The new Rethink the Ranch campaign puts a genuine face on the beef industry by sharing real life moments of six beef-producing families across the country.
So, while you are focusing on managing your operation, your checkoff investment is at work helping consumers rethink how beef goes from your pasture to their plate.
The beef checkoff is re-introducing consumers to beef during this 25th anniversary of “Beef.
It’s What’s for Dinner.” When consumers go to the re-designed website, your checkoff has one section to introduce them to the real ranchers and farmers and their stories about how they produce beef.
The iconic brand highlights the humanity behind beef production; to connect consumers to the process AND the people AND the product!

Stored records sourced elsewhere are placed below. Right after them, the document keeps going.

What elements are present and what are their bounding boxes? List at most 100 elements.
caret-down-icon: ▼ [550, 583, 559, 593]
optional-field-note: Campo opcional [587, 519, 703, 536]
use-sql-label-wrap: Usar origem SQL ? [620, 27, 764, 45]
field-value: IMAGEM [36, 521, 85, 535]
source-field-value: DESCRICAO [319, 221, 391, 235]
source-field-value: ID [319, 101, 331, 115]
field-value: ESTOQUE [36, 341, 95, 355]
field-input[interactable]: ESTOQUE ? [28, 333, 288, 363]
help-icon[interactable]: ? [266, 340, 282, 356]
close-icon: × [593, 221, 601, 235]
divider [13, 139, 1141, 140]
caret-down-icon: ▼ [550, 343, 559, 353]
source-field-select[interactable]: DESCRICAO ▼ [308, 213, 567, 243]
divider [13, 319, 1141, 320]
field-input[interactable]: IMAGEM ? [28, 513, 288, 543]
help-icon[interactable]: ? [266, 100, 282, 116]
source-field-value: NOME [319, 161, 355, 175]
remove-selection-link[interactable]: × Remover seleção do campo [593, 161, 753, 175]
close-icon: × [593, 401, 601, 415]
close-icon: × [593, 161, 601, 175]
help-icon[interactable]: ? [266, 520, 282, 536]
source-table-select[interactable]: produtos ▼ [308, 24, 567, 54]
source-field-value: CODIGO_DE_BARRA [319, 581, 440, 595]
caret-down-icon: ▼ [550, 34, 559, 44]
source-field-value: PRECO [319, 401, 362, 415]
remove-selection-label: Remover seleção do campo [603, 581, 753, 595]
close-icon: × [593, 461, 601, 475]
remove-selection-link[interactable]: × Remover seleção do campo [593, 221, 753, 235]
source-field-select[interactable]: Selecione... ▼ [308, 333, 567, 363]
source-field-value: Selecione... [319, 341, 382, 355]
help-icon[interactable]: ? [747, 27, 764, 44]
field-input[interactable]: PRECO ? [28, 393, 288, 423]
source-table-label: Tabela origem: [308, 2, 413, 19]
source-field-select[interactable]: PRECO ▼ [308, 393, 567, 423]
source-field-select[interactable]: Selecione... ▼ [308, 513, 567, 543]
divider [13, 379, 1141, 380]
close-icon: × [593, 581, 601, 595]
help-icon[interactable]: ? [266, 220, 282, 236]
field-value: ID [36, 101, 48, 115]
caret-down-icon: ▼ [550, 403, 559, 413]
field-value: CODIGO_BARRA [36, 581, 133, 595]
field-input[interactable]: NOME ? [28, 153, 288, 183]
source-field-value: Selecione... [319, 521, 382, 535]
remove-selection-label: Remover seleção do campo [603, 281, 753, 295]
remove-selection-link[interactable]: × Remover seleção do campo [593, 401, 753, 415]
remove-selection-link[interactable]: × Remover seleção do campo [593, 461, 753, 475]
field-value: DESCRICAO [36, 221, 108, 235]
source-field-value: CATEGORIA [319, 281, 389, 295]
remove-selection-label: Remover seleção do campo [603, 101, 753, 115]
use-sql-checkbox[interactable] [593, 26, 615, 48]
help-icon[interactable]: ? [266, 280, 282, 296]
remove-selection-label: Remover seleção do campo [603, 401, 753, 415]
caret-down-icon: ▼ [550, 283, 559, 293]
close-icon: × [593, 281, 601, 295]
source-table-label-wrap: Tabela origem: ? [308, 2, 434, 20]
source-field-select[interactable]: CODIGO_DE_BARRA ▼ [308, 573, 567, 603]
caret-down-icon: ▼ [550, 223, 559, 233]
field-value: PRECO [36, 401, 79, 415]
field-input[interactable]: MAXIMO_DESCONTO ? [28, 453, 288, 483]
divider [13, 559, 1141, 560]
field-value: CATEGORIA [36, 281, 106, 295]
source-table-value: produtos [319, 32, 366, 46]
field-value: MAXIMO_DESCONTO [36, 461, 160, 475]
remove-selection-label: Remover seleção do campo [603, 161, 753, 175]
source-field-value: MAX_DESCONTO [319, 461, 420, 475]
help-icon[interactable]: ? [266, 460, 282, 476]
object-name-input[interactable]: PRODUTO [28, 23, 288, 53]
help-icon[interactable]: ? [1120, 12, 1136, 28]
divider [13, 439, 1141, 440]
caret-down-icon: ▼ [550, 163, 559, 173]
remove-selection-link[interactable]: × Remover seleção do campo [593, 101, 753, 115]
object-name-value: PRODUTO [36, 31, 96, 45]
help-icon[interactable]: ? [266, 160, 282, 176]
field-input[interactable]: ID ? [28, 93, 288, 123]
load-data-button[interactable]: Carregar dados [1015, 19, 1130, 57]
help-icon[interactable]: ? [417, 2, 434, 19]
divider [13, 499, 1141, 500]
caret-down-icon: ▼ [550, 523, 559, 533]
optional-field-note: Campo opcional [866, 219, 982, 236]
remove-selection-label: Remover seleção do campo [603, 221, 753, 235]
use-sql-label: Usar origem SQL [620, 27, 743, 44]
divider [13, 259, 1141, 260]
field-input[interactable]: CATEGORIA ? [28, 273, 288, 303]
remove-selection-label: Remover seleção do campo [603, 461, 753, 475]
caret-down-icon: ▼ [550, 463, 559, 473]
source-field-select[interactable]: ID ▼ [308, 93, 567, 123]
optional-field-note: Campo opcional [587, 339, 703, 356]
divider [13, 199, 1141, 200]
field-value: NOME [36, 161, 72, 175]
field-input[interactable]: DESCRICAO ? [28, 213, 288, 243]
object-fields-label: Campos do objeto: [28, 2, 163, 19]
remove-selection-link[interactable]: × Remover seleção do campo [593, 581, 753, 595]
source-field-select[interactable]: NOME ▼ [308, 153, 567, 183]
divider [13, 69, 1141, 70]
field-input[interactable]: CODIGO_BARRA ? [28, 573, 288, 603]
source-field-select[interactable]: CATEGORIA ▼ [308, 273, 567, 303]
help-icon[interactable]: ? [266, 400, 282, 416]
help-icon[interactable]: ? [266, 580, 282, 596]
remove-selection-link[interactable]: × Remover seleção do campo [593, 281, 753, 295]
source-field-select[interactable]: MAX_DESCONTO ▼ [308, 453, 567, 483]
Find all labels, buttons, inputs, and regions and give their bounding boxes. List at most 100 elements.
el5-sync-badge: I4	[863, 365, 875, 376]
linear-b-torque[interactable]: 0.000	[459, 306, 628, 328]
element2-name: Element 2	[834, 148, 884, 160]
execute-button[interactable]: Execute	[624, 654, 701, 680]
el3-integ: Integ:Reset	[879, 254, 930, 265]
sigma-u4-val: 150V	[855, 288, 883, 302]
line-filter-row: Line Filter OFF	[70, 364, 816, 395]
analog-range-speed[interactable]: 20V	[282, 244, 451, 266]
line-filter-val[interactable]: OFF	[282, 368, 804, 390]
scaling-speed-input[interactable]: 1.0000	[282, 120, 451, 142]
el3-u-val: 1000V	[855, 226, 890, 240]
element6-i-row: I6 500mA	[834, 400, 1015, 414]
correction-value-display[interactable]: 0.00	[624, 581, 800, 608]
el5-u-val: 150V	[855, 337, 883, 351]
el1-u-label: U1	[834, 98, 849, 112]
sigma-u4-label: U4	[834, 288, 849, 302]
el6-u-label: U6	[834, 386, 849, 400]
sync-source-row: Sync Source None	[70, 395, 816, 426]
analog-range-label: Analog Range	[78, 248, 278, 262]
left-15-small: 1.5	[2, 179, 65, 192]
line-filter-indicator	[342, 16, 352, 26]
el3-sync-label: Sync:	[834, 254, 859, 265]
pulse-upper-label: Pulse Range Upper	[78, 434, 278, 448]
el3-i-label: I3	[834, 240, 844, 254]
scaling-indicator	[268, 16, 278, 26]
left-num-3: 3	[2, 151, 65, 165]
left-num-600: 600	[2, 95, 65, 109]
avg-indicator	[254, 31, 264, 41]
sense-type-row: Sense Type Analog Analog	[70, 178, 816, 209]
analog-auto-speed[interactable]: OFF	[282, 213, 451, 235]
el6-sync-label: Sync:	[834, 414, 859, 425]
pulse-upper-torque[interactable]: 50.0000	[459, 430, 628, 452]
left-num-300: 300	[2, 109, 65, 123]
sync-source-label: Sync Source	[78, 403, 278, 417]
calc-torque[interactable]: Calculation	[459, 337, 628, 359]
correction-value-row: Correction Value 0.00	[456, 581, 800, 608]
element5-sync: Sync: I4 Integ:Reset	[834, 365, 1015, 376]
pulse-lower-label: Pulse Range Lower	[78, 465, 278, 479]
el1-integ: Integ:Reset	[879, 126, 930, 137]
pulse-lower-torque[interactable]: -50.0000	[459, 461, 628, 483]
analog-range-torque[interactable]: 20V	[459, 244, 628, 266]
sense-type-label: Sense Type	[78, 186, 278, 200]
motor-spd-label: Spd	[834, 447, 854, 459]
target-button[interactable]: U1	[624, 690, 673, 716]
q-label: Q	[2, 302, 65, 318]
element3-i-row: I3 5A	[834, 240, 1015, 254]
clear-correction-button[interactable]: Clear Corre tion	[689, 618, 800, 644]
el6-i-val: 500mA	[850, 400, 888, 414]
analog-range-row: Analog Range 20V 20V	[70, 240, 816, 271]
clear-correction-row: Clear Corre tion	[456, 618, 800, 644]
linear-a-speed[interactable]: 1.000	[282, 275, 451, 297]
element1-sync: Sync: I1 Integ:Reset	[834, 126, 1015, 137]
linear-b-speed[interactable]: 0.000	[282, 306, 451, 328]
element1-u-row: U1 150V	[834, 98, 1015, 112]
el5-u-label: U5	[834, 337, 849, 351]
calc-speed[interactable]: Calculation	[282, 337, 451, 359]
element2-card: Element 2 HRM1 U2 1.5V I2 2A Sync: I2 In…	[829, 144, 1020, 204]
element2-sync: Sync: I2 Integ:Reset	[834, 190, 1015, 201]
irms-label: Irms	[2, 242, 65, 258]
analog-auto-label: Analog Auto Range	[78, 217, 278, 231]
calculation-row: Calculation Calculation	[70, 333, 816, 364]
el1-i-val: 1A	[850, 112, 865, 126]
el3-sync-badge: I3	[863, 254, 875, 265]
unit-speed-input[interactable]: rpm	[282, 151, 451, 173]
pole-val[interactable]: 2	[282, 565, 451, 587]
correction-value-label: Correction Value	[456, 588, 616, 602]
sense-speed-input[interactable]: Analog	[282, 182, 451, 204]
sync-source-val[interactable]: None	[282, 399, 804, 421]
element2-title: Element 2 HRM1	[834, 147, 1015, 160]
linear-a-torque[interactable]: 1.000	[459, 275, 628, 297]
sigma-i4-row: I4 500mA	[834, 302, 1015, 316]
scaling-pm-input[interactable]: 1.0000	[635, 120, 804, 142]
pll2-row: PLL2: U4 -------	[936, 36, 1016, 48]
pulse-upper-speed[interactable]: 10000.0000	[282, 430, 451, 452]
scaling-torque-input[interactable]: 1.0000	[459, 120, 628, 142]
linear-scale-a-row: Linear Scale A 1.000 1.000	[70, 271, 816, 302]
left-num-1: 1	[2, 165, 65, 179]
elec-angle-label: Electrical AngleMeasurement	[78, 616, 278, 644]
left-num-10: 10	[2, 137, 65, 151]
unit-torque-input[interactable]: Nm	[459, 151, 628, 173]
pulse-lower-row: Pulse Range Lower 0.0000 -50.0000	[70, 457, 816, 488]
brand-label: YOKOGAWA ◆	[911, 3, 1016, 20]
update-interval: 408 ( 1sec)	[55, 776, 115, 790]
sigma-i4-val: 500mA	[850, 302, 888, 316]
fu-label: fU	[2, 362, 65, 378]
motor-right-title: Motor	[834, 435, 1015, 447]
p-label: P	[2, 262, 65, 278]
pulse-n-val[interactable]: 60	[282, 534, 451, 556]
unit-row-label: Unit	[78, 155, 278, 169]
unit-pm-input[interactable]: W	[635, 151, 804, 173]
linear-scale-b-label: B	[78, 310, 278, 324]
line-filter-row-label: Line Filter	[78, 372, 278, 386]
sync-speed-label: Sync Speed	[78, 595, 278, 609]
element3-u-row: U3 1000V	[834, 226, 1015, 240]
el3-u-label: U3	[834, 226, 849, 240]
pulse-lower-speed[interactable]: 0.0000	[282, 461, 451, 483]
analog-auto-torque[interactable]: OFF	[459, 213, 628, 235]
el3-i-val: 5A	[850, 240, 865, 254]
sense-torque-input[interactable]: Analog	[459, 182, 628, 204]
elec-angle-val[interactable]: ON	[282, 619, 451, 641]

Generations of the Armitage family working the A-Bar Ranch in Oklahoma say the beef checkoff is beneficial in many ways, from educating the consumer about the nutritional benefits of beef to protecting beef's reputation.
Mike and Martha Armitage at A-Bar Ranch in Oklahoma say the transition of a beef operation from generation to generation can be difficult, but the beef checkoff is a leader in helping families do just that.
Cody Easterday, who operates feedlots in eastern Washington, knows the importance of the beef checkoff when it comes to communicating with his consumers.
“The checkoff is a conduit between us and the consumer,” says Cody.
“It provides the education we need to produce the product that the consumer wants.”
We know there’s nothing more memorable than sharing a delicious meal with family and friends during the holiday season, so your checkoff is delivering recipes for the whole gang.
It’s just one way we help keep beef on the minds, and dinner tables, of consumers all year long.
The Beef Checkoff Program was established as part of the 1985 Farm Bill. The checkoff assesses $1 per head on the sale of live domestic and imported cattle, in addition to a comparable assessment on imported beef and beef products. States may retain up to 50 cents on the dollar and forward the other 50 cents per head to the Cattlemen’s Beef Promotion and Research Board, which administers the national checkoff program, subject to USDA approval.